ビックリしたお陰で、林の道が余計に不気味に見えた


さらに進むとオ・ペドロウソへの分岐点に到着だ

 本日の目的地であるオ・ペドロウソは、巡礼路から少し離れた場所に位置していた。私は地面に書かれた案内に従い、巡礼路を外れて国道を南へ進む。10分程でオ・ペドロウソの公営アルベルゲに到着した。

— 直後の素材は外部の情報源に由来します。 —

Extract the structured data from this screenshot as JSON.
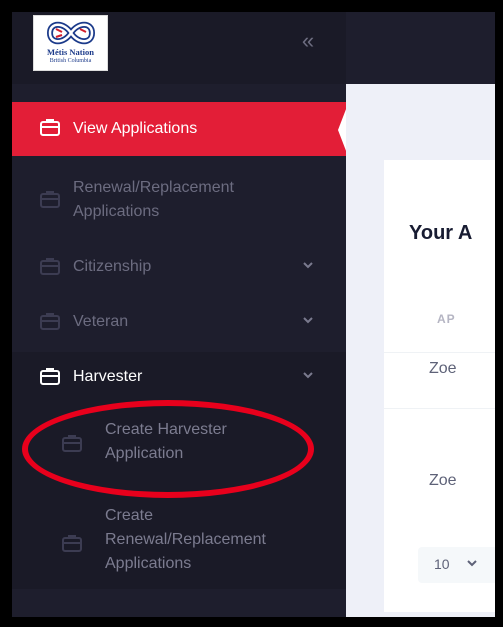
{
  "brand": {
    "logo_title": "Métis Nation",
    "logo_subtitle": "British Columbia",
    "collapse_icon": "double-chevron-left-icon"
  },
  "sidebar": {
    "items": [
      {
        "label": "View Applications",
        "icon": "briefcase-icon",
        "active": true
      },
      {
        "label": "Renewal/Replacement Applications",
        "line1": "Renewal/Replacement",
        "line2": "Applications",
        "icon": "briefcase-icon"
      },
      {
        "label": "Citizenship",
        "icon": "briefcase-icon",
        "chevron": "chevron-down-icon"
      },
      {
        "label": "Veteran",
        "icon": "briefcase-icon",
        "chevron": "chevron-down-icon"
      },
      {
        "label": "Harvester",
        "icon": "briefcase-icon",
        "chevron": "chevron-down-icon",
        "expanded": true
      }
    ],
    "harvester_sub": [
      {
        "line1": "Create Harvester",
        "line2": "Application",
        "icon": "briefcase-icon"
      },
      {
        "line1": "Create",
        "line2": "Renewal/Replacement",
        "line3": "Applications",
        "icon": "briefcase-icon"
      }
    ]
  },
  "main": {
    "card_title": "Your A",
    "column_header": "AP",
    "rows": [
      "Zoe",
      "Zoe"
    ],
    "page_size": "10"
  },
  "colors": {
    "sidebar_bg": "#1e1e2d",
    "active_bg": "#e31e37",
    "annotation": "#e8001c"
  }
}
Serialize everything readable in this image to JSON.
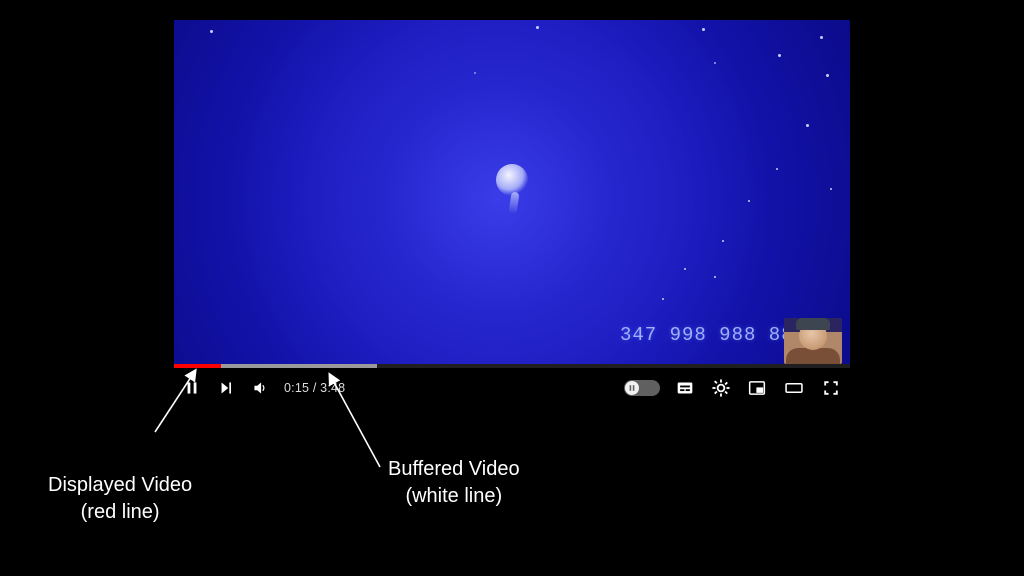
{
  "video": {
    "overlay_number": "347 998 988 888"
  },
  "player": {
    "played_percent": 7,
    "buffered_percent": 30,
    "current_time": "0:15",
    "duration": "3:48",
    "time_separator": " / "
  },
  "icons": {
    "pause": "pause-icon",
    "next": "next-icon",
    "volume": "volume-icon",
    "autoplay": "autoplay-toggle",
    "subtitles": "subtitles-icon",
    "settings": "gear-icon",
    "miniplayer": "miniplayer-icon",
    "theater": "theater-icon",
    "fullscreen": "fullscreen-icon"
  },
  "annotations": {
    "displayed": {
      "line1": "Displayed Video",
      "line2": "(red line)"
    },
    "buffered": {
      "line1": "Buffered Video",
      "line2": "(white line)"
    }
  }
}
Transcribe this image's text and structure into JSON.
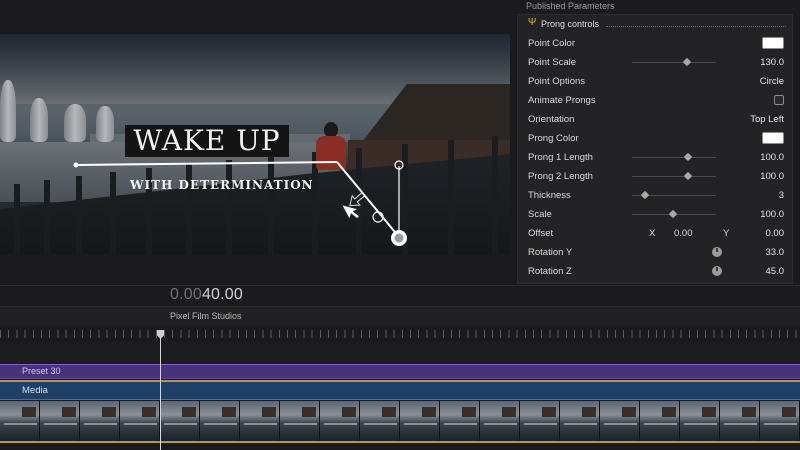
{
  "viewer": {
    "title_text": "WAKE UP",
    "subtitle_text": "WITH DETERMINATION"
  },
  "inspector": {
    "header": "Published Parameters",
    "group": {
      "icon": "trident-icon",
      "label": "Prong controls"
    },
    "params": [
      {
        "label": "Point Color",
        "type": "color",
        "value": "#ffffff"
      },
      {
        "label": "Point Scale",
        "type": "slider",
        "value": "130.0",
        "level": 0.65
      },
      {
        "label": "Point Options",
        "type": "text",
        "value": "Circle"
      },
      {
        "label": "Animate Prongs",
        "type": "checkbox",
        "checked": false
      },
      {
        "label": "Orientation",
        "type": "text",
        "value": "Top Left"
      },
      {
        "label": "Prong Color",
        "type": "color",
        "value": "#ffffff"
      },
      {
        "label": "Prong 1 Length",
        "type": "slider",
        "value": "100.0",
        "level": 0.67
      },
      {
        "label": "Prong 2 Length",
        "type": "slider",
        "value": "100.0",
        "level": 0.67
      },
      {
        "label": "Thickness",
        "type": "slider",
        "value": "3",
        "level": 0.15
      },
      {
        "label": "Scale",
        "type": "slider",
        "value": "100.0",
        "level": 0.49
      },
      {
        "label": "Offset",
        "type": "xy",
        "x_label": "X",
        "x_value": "0.00",
        "y_label": "Y",
        "y_value": "0.00"
      },
      {
        "label": "Rotation Y",
        "type": "dial",
        "value": "33.0"
      },
      {
        "label": "Rotation Z",
        "type": "dial",
        "value": "45.0"
      }
    ]
  },
  "timecode": {
    "dim": "0.00",
    "bright": "40.00"
  },
  "timeline": {
    "project_name": "Pixel Film Studios",
    "title_clip": "Preset 30",
    "media_clip": "Media",
    "colors": {
      "title_clip": "#46337a",
      "media_clip": "#1f3f66",
      "audio_line": "#b99a2c"
    }
  }
}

 17時近くだったのでベッドの空きがあるか心配したが、メリーデのアルベルゲと同様、ここのアルベルゲもまた規模が大きく、ベッドはまだ残っていた。しかしシャワーは水に近い温度であり、いささか寒い思いをした(おそらく、お湯の量に上限があるのだろう)。


オ・ペドロウソの公営アルベルゲ

 オ・ペドロウソは国道沿いに形成された比較的新しい町のようである。スーパーは小さいお店が一軒あるだけだが、バルの数は異様に多い。これだけバルがあれば一軒くらいはWi-Fiを導入していてもおかしくはないのだが、なぜだかどのバルもWi-Fiが飛んでいなかった。

 町をうろうろしていると、ビジャフランカやサリアでお会いした日本人のご夫婦と再会した。ご夫婦は私より一日早くサリアを出たはずだが、私がポルトマリン〜オ・ペドロウソ間を二日で歩いた事で、追い付いたようである。ご夫婦は町の中心に位置する私営アルベルゲに宿を取ったとの事だ。あのびっくり音声広告の宿だろうか。

 夕食はいつものごとく宿のキッチンでスパゲティを茹でた。混雑しそうだったのでテーブルの一番端に食料袋を置いて席をキープし、それから調理に取りかかったのだが、出来上がったスパゲティを持ってテーブルに戻ると、確保しておいたはずの席は他の人に取られていた。しかも私の食料袋から勝手にワインが抜かれ、他の人のワインと共にテーブルの上に並べられているではないか。これにはちょっと、カチンと来た。


腹が立ったので床で食べた

 私は既にコルクが開けられていたワインを取り返し、スパゲティを持って部屋の隅に移動した。皿とワインを床の上に並べ、胡坐をかいてそこで食る。テーブルに座っていた人々はびっくりした様子で私に椅子を勧めてきたが、私は「ノープロブレム」を繰り返し、一気にスパゲティをかっ込んだ。グラスが無いのでワインはラッパ飲みである。スパゲティもワインも、味はほとんどしなかった。

 食後に皿を洗いながら、何で私はこんな事をしているんだろうと思った。明日はいよいよサンティアゴへ到着する日だというのに、この虚しい気持ちはなんだろう。食料袋を片手にベッドへ戻ると、私のベッドに上がる為の梯子に誰かのタオルが掛けられていた。私はカッとなってそのタオルを払いのけ、梯子を上ってベッドに寝転んだ。何でだろう、あと一日だというのに、何で私はこんなにイライラしているのだろう。